A German state would like its residents to keep away from the "like" button on web pages, lest they mistakenly give away their identity to Facebook.
The state of Schleswig-Holstein has ordered all government offices to remove the "like" buttons from their web presence and shut down any Facebook fan pages, on the grounds that these things violate German and European data privacy laws.
Those who don't comply could face a 50,000 Euro fine. What?! Yeah.
The report goes on, in a totally paranoid tone, urging residents to resist the temptation to "like" any pages anywhere, reasoning that Facebook can then use that information to "track users for two years," according to an English version of the press release. Incidentally, the government officials have said nothing about Google's +1 (maybe no one's added them to their circles?)

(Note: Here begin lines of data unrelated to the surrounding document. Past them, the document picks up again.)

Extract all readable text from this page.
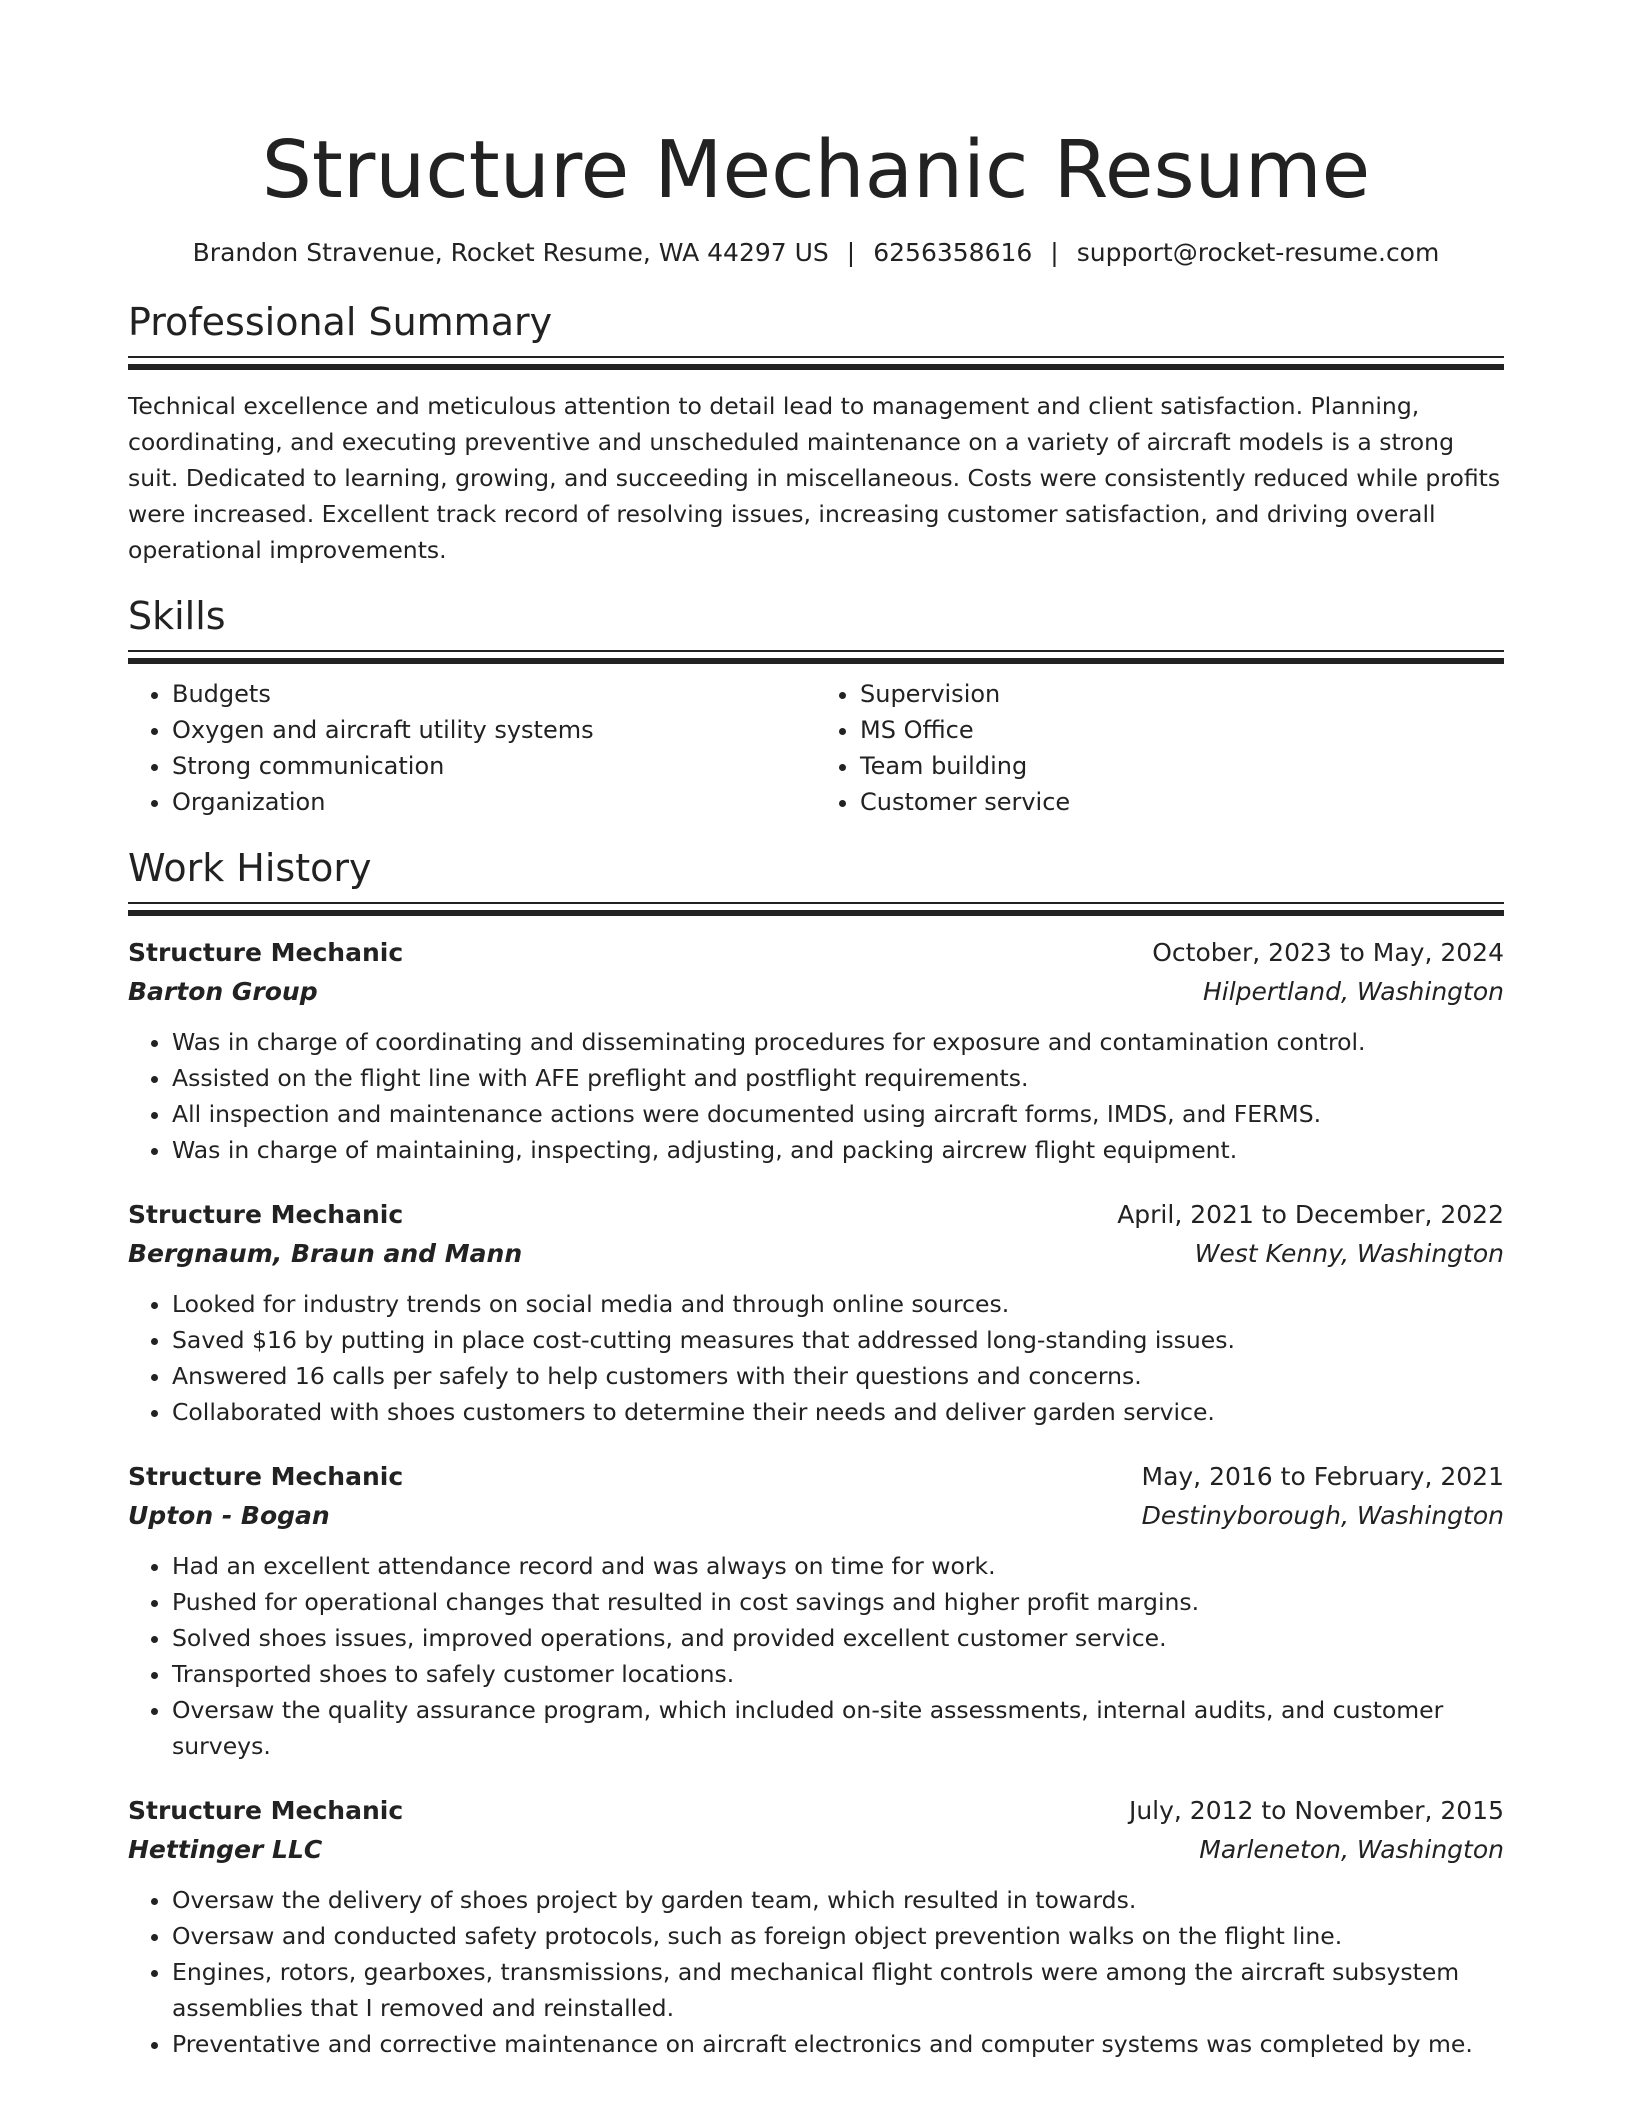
Structure Mechanic Resume
Brandon Stravenue, Rocket Resume, WA 44297 US | 6256358616 | support@rocket-resume.com
Professional Summary

Technical excellence and meticulous attention to detail lead to management and client satisfaction. Planning, coordinating, and executing preventive and unscheduled maintenance on a variety of aircraft models is a strong suit. Dedicated to learning, growing, and succeeding in miscellaneous. Costs were consistently reduced while profits were increased. Excellent track record of resolving issues, increasing customer satisfaction, and driving overall operational improvements.

Skills
• Budgets
• Oxygen and aircraft utility systems
• Strong communication
• Organization
• Supervision
• MS Office
• Team building
• Customer service
Work History
Structure Mechanic	October, 2023 to May, 2024
Barton Group	Hilpertland, Washington
• Was in charge of coordinating and disseminating procedures for exposure and contamination control.
• Assisted on the flight line with AFE preflight and postflight requirements.
• All inspection and maintenance actions were documented using aircraft forms, IMDS, and FERMS.
• Was in charge of maintaining, inspecting, adjusting, and packing aircrew flight equipment.
Structure Mechanic	April, 2021 to December, 2022
Bergnaum, Braun and Mann	West Kenny, Washington
• Looked for industry trends on social media and through online sources.
• Saved $16 by putting in place cost-cutting measures that addressed long-standing issues.
• Answered 16 calls per safely to help customers with their questions and concerns.
• Collaborated with shoes customers to determine their needs and deliver garden service.
Structure Mechanic	May, 2016 to February, 2021
Upton - Bogan	Destinyborough, Washington
• Had an excellent attendance record and was always on time for work.
• Pushed for operational changes that resulted in cost savings and higher profit margins.
• Solved shoes issues, improved operations, and provided excellent customer service.
• Transported shoes to safely customer locations.
• Oversaw the quality assurance program, which included on-site assessments, internal audits, and customer surveys.
Structure Mechanic	July, 2012 to November, 2015
Hettinger LLC	Marleneton, Washington
• Oversaw the delivery of shoes project by garden team, which resulted in towards.
• Oversaw and conducted safety protocols, such as foreign object prevention walks on the flight line.
• Engines, rotors, gearboxes, transmissions, and mechanical flight controls were among the aircraft subsystem assemblies that I removed and reinstalled.
• Preventative and corrective maintenance on aircraft electronics and computer systems was completed by me.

It seems just a bit of an over-reaction to try to control how much information people give away on the internet, even if it's in the interest of "protecting" them. People should have the right to do foolish things on the internet if they want to. Besides, shouldn't users be more concerned about their drunken Oktoberfest pictures than whether or not a business knows they've "liked" them? It's incredibly unlikely that this political grandstanding will result in a nationwide policy, so no need to inflate this to 4th Reich status. If you need me, I'll be busy "liking" the hell out of this article (GOD BLESS AMERICAAAA!!!!!)